Players in the agriculture sector have expressed disgust over the move by government to continue paying agriculture extension workers without allocating money to facilitate implementation of extension services in the budget for the 2023/24 financial year.

Speaking at a post-budget meeting on Thursday in which the Economic Policy Research Center (EPRC) was releasing a report of their assessment of the FY2023/24 agro-industrialization programme budget towards provision of agricultural extension, Lawrence Kasenge who heads the agriculture desk in the Ministry of Finance revealed extension services were not budgeted for pending an audit by the Auditor General.

Overall, Kasenge says the agro-industrialization budget has increased over the years from 1 trillion shillings in FY2019/20 to 1.8trillion in FY2023/24, but grants to local governments were cut due to low economic growth. He said money will be allocated to operationalization of extension services once the audit is done to establish the gap within the services and if there is value for money.

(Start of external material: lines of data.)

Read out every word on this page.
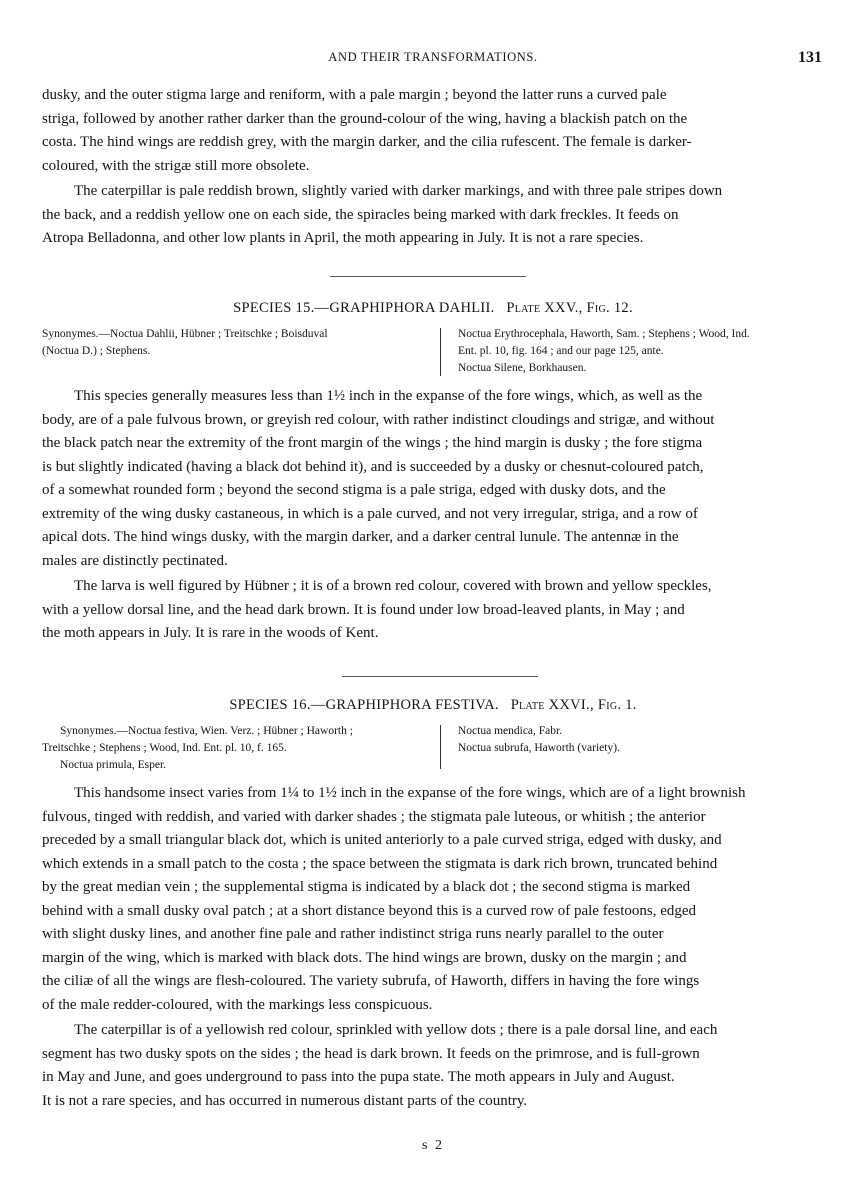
AND THEIR TRANSFORMATIONS.	131

dusky, and the outer stigma large and reniform, with a pale margin ; beyond the latter runs a curved pale
striga, followed by another rather darker than the ground-colour of the wing, having a blackish patch on the
costa. The hind wings are reddish grey, with the margin darker, and the cilia rufescent. The female is darker-
coloured, with the strigæ still more obsolete.

The caterpillar is pale reddish brown, slightly varied with darker markings, and with three pale stripes down
the back, and a reddish yellow one on each side, the spiracles being marked with dark freckles. It feeds on
Atropa Belladonna, and other low plants in April, the moth appearing in July. It is not a rare species.

SPECIES 15.—GRAPHIPHORA DAHLII. Plate XXV., Fig. 12.
Synonymes.—Noctua Dahlii, Hübner ; Treitschke ; Boisduval
(Noctua D.) ; Stephens.
Noctua Erythrocephala, Haworth, Sam. ; Stephens ; Wood, Ind.
Ent. pl. 10, fig. 164 ; and our page 125, ante.
Noctua Silene, Borkhausen.

This species generally measures less than 1½ inch in the expanse of the fore wings, which, as well as the
body, are of a pale fulvous brown, or greyish red colour, with rather indistinct cloudings and strigæ, and without
the black patch near the extremity of the front margin of the wings ; the hind margin is dusky ; the fore stigma
is but slightly indicated (having a black dot behind it), and is succeeded by a dusky or chesnut-coloured patch,
of a somewhat rounded form ; beyond the second stigma is a pale striga, edged with dusky dots, and the
extremity of the wing dusky castaneous, in which is a pale curved, and not very irregular, striga, and a row of
apical dots. The hind wings dusky, with the margin darker, and a darker central lunule. The antennæ in the
males are distinctly pectinated.

The larva is well figured by Hübner ; it is of a brown red colour, covered with brown and yellow speckles,
with a yellow dorsal line, and the head dark brown. It is found under low broad-leaved plants, in May ; and
the moth appears in July. It is rare in the woods of Kent.

SPECIES 16.—GRAPHIPHORA FESTIVA. Plate XXVI., Fig. 1.
Synonymes.—Noctua festiva, Wien. Verz. ; Hübner ; Haworth ;
Treitschke ; Stephens ; Wood, Ind. Ent. pl. 10, f. 165.
Noctua primula, Esper.
Noctua mendica, Fabr.
Noctua subrufa, Haworth (variety).

This handsome insect varies from 1¼ to 1½ inch in the expanse of the fore wings, which are of a light brownish
fulvous, tinged with reddish, and varied with darker shades ; the stigmata pale luteous, or whitish ; the anterior
preceded by a small triangular black dot, which is united anteriorly to a pale curved striga, edged with dusky, and
which extends in a small patch to the costa ; the space between the stigmata is dark rich brown, truncated behind
by the great median vein ; the supplemental stigma is indicated by a black dot ; the second stigma is marked
behind with a small dusky oval patch ; at a short distance beyond this is a curved row of pale festoons, edged
with slight dusky lines, and another fine pale and rather indistinct striga runs nearly parallel to the outer
margin of the wing, which is marked with black dots. The hind wings are brown, dusky on the margin ; and
the ciliæ of all the wings are flesh-coloured. The variety subrufa, of Haworth, differs in having the fore wings
of the male redder-coloured, with the markings less conspicuous.

The caterpillar is of a yellowish red colour, sprinkled with yellow dots ; there is a pale dorsal line, and each
segment has two dusky spots on the sides ; the head is dark brown. It feeds on the primrose, and is full-grown
in May and June, and goes underground to pass into the pupa state. The moth appears in July and August.
It is not a rare species, and has occurred in numerous distant parts of the country.

s 2
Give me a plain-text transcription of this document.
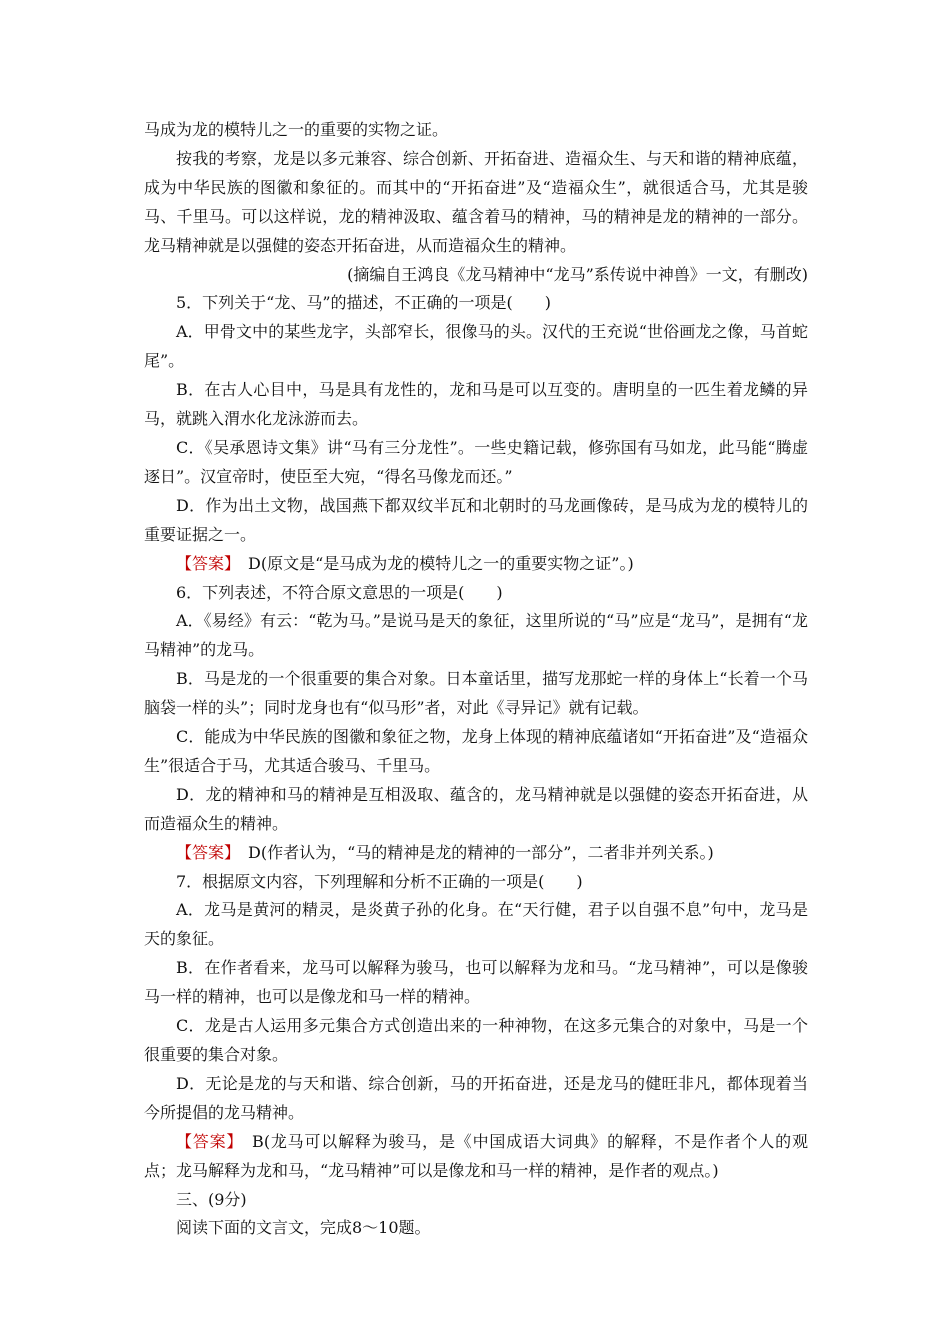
马成为龙的模特儿之一的重要的实物之证。

按我的考察，龙是以多元兼容、综合创新、开拓奋进、造福众生、与天和谐的精神底蕴，成为中华民族的图徽和象征的。而其中的“开拓奋进”及“造福众生”，就很适合马，尤其是骏马、千里马。可以这样说，龙的精神汲取、蕴含着马的精神，马的精神是龙的精神的一部分。龙马精神就是以强健的姿态开拓奋进，从而造福众生的精神。

(摘编自王鸿良《龙马精神中“龙马”系传说中神兽》一文，有删改)

5．下列关于“龙、马”的描述，不正确的一项是(　　)

A．甲骨文中的某些龙字，头部窄长，很像马的头。汉代的王充说“世俗画龙之像，马首蛇尾”。

B．在古人心目中，马是具有龙性的，龙和马是可以互变的。唐明皇的一匹生着龙鳞的异马，就跳入渭水化龙泳游而去。

C．《吴承恩诗文集》讲“马有三分龙性”。一些史籍记载，修弥国有马如龙，此马能“腾虚逐日”。汉宣帝时，使臣至大宛，“得名马像龙而还。”

D．作为出土文物，战国燕下都双纹半瓦和北朝时的马龙画像砖，是马成为龙的模特儿的重要证据之一。

【答案】　D(原文是“是马成为龙的模特儿之一的重要实物之证”。)

6．下列表述，不符合原文意思的一项是(　　)

A．《易经》有云：“乾为马。”是说马是天的象征，这里所说的“马”应是“龙马”，是拥有“龙马精神”的龙马。

B．马是龙的一个很重要的集合对象。日本童话里，描写龙那蛇一样的身体上“长着一个马脑袋一样的头”；同时龙身也有“似马形”者，对此《寻异记》就有记载。

C．能成为中华民族的图徽和象征之物，龙身上体现的精神底蕴诸如“开拓奋进”及“造福众生”很适合于马，尤其适合骏马、千里马。

D．龙的精神和马的精神是互相汲取、蕴含的，龙马精神就是以强健的姿态开拓奋进，从而造福众生的精神。

【答案】　D(作者认为，“马的精神是龙的精神的一部分”，二者非并列关系。)

7．根据原文内容，下列理解和分析不正确的一项是(　　)

A．龙马是黄河的精灵，是炎黄子孙的化身。在“天行健，君子以自强不息”句中，龙马是天的象征。

B．在作者看来，龙马可以解释为骏马，也可以解释为龙和马。“龙马精神”，可以是像骏马一样的精神，也可以是像龙和马一样的精神。

C．龙是古人运用多元集合方式创造出来的一种神物，在这多元集合的对象中，马是一个很重要的集合对象。

D．无论是龙的与天和谐、综合创新，马的开拓奋进，还是龙马的健旺非凡，都体现着当今所提倡的龙马精神。

【答案】　B(龙马可以解释为骏马，是《中国成语大词典》的解释，不是作者个人的观点；龙马解释为龙和马，“龙马精神”可以是像龙和马一样的精神，是作者的观点。)

三、(9分)

阅读下面的文言文，完成8～10题。
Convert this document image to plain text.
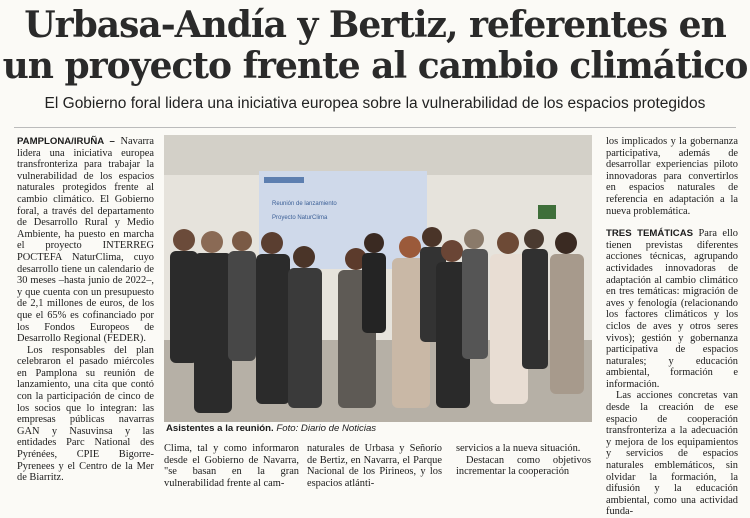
Urbasa-Andía y Bertiz, referentes en
un proyecto frente al cambio climático
El Gobierno foral lidera una iniciativa europea sobre la vulnerabilidad de los espacios protegidos

PAMPLONA/IRUÑA – Navarra lidera una iniciativa europea transfronteriza para trabajar la vulnerabilidad de los espacios naturales protegidos frente al cambio climático. El Gobierno foral, a través del departamento de Desarrollo Rural y Medio Ambiente, ha puesto en marcha el proyecto INTERREG POCTEFA NaturClima, cuyo desarrollo tiene un calendario de 30 meses –hasta junio de 2022–, y que cuenta con un presupuesto de 2,1 millones de euros, de los que el 65% es cofinanciado por los Fondos Europeos de Desarrollo Regional (FEDER).

Los responsables del plan celebraron el pasado miércoles en Pamplona su reunión de lanzamiento, una cita que contó con la participación de cinco de los socios que lo integran: las empresas públicas navarras GAN y Nasuvinsa y las entidades Parc National des Pyrénées, CPIE Bigorre-Pyrenees y el Centro de la Mer de Biarritz.

Reunión de lanzamiento
Proyecto NaturClima
Asistentes a la reunión. Foto: Diario de Noticias

Clima, tal y como informaron desde el Gobierno de Navarra, "se basan en la gran vulnerabilidad frente al cam-

naturales de Urbasa y Señorío de Bertiz, en Navarra, el Parque Nacional de los Pirineos, y los espacios atlánti-

servicios a la nueva situación.

Destacan como objetivos incrementar la cooperación

los implicados y la gobernanza participativa, además de desarrollar experiencias piloto innovadoras para convertirlos en espacios naturales de referencia en adaptación a la nueva problemática.

TRES TEMÁTICAS Para ello tienen previstas diferentes acciones técnicas, agrupando actividades innovadoras de adaptación al cambio climático en tres temáticas: migración de aves y fenología (relacionando los factores climáticos y los ciclos de aves y otros seres vivos); gestión y gobernanza participativa de espacios naturales; y educación ambiental, formación e información.

Las acciones concretas van desde la creación de ese espacio de cooperación transfronteriza a la adecuación y mejora de los equipamientos y servicios de espacios naturales emblemáticos, sin olvidar la formación, la difusión y la educación ambiental, como una actividad funda-
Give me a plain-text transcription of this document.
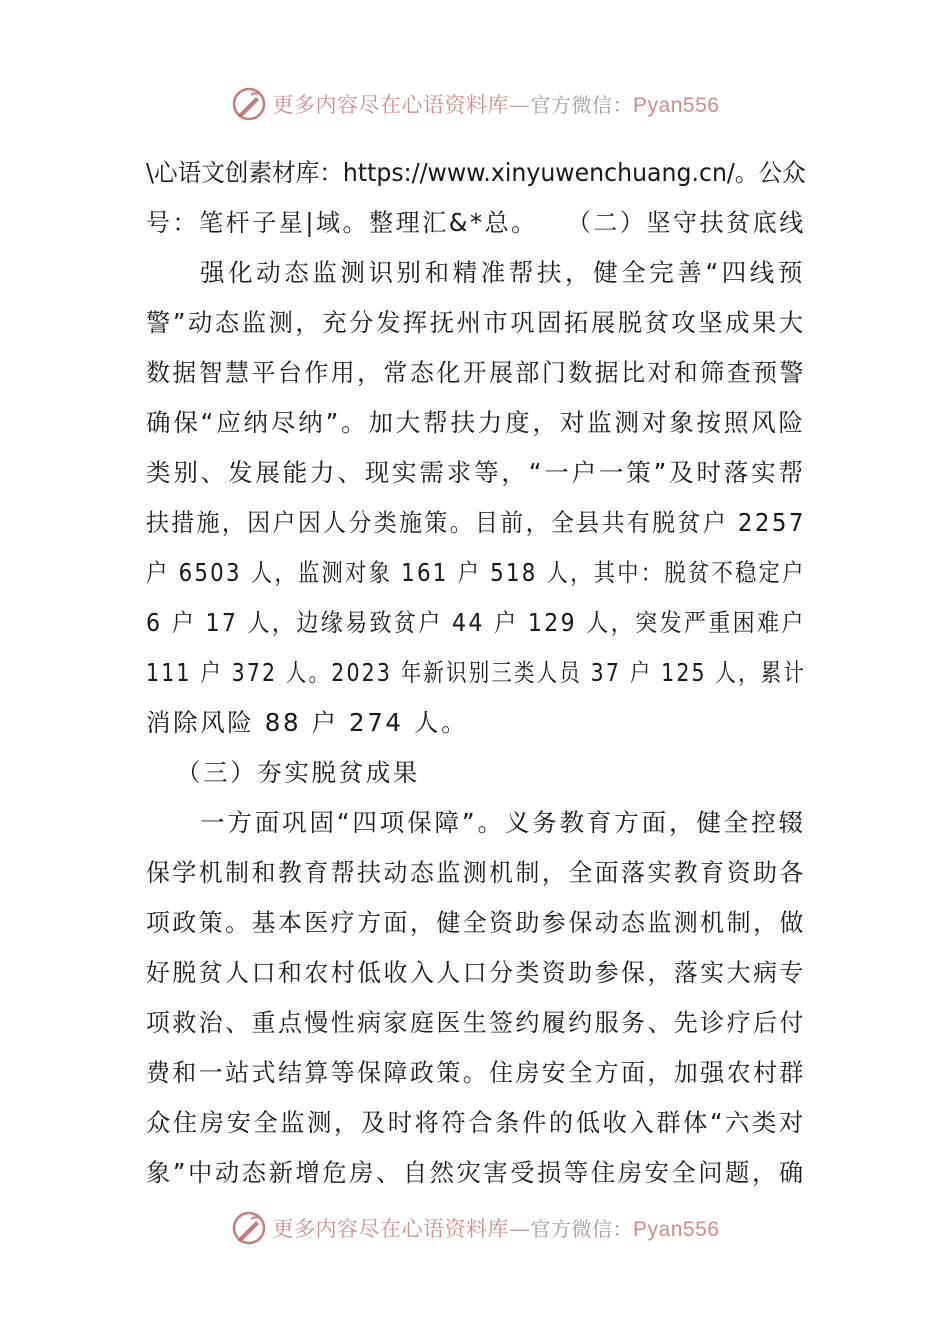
更多内容尽在心语资料库—官方微信：Pyan556
\心语文创素材库：https://www.xinyuwenchuang.cn/。公众
号：笔杆子星|域。整理汇&*总。　　（二）坚守扶贫底线
强化动态监测识别和精准帮扶，健全完善“四线预
警”动态监测，充分发挥抚州市巩固拓展脱贫攻坚成果大
数据智慧平台作用，常态化开展部门数据比对和筛查预警
确保“应纳尽纳”。加大帮扶力度，对监测对象按照风险
类别、发展能力、现实需求等，“一户一策”及时落实帮
扶措施，因户因人分类施策。目前，全县共有脱贫户 2257
户 6503 人，监测对象 161 户 518 人，其中：脱贫不稳定户
6 户 17 人，边缘易致贫户 44 户 129 人，突发严重困难户
111 户 372 人。2023 年新识别三类人员 37 户 125 人，累计
消除风险 88 户 274 人。
（三）夯实脱贫成果
一方面巩固“四项保障”。义务教育方面，健全控辍
保学机制和教育帮扶动态监测机制，全面落实教育资助各
项政策。基本医疗方面，健全资助参保动态监测机制，做
好脱贫人口和农村低收入人口分类资助参保，落实大病专
项救治、重点慢性病家庭医生签约履约服务、先诊疗后付
费和一站式结算等保障政策。住房安全方面，加强农村群
众住房安全监测，及时将符合条件的低收入群体“六类对
象”中动态新增危房、自然灾害受损等住房安全问题，确
更多内容尽在心语资料库—官方微信：Pyan556
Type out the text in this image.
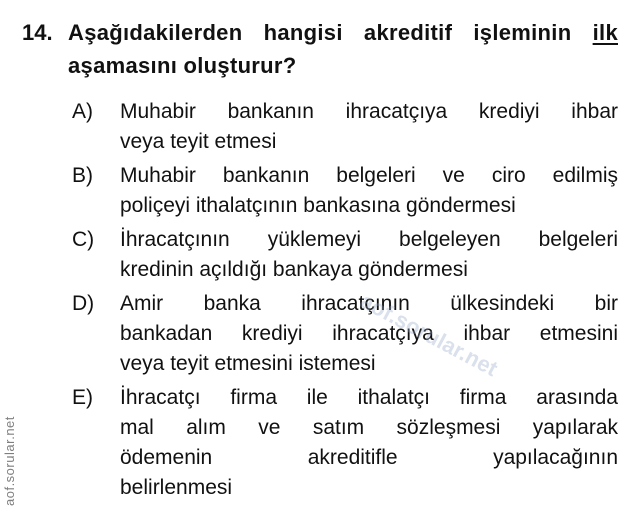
14. Aşağıdakilerden hangisi akreditif işleminin ilk aşamasını oluşturur?
A) Muhabir bankanın ihracatçıya krediyi ihbar
veya teyit etmesi
B) Muhabir bankanın belgeleri ve ciro edilmiş
poliçeyi ithalatçının bankasına göndermesi
C) İhracatçının yüklemeyi belgeleyen belgeleri
kredinin açıldığı bankaya göndermesi
D) Amir banka ihracatçının ülkesindeki bir
bankadan krediyi ihracatçıya ihbar etmesini
veya teyit etmesini istemesi
E) İhracatçı firma ile ithalatçı firma arasında
mal alım ve satım sözleşmesi yapılarak
ödemenin akreditifle yapılacağının
belirlenmesi
aof.sorular.net
aof.sorular.net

However Dr Brain Sserunjogi, a Research Fellow at EPRC revealed at the meeting that the budget priorities for the new financial year has among others implementing the four-acre model which is part of the Parish Development Model (PDM) that government is currently pushing in all sectors, increasing farmers’ resilience, technology adoption and increasing agricultural commercialization among others.

To him, agricultural extension services are key to implementing all the priorities that government intends to do.

Commenting, the LC 5 CHairperson of Kabarole District Richard Rwabuhinga expressed worry that the 1.1trillion shillings allocated to the parish development model may go to waste like the wages paid to extension workers but not given a coin to do their work.

In Kabarole for instance, he says 5.3billion shillings PDM money has already been provided and is being accessed by people through commercial banks.

He also noted that as a practitioner in the local government, he has realized that the biggest chunk of money sent to local governments is instead spent at the center. He also quotes a 2017 study that three trillion shillings of the Local Government money remains at the center.

For her part, Agnes Kirabo, a food rights advocate who heads an NGO Food Rights Alliance urged government to quickly allocate money to implementation of extension services even as the budget has already been passed.

Kirabo says it happened in 2016 when government allocated 10billion shillings for agriculture extension after the budget had been read. She observed that extension workers are too few for their contribution to be felt.

When this was put to Dr Henry Opolot, the Commissioner Extension Services in the Ministry of Agriculture, Animal, Industry and Fisheries (MAAIF) he acknowledged the fact that extension workers are few, still way below 5,000 that they target to hire.

Responding to concerns of how extension workers who are being paid a salary will continue working without funds, he said there is project money provided by donors in some areas that can be used to facilitate them.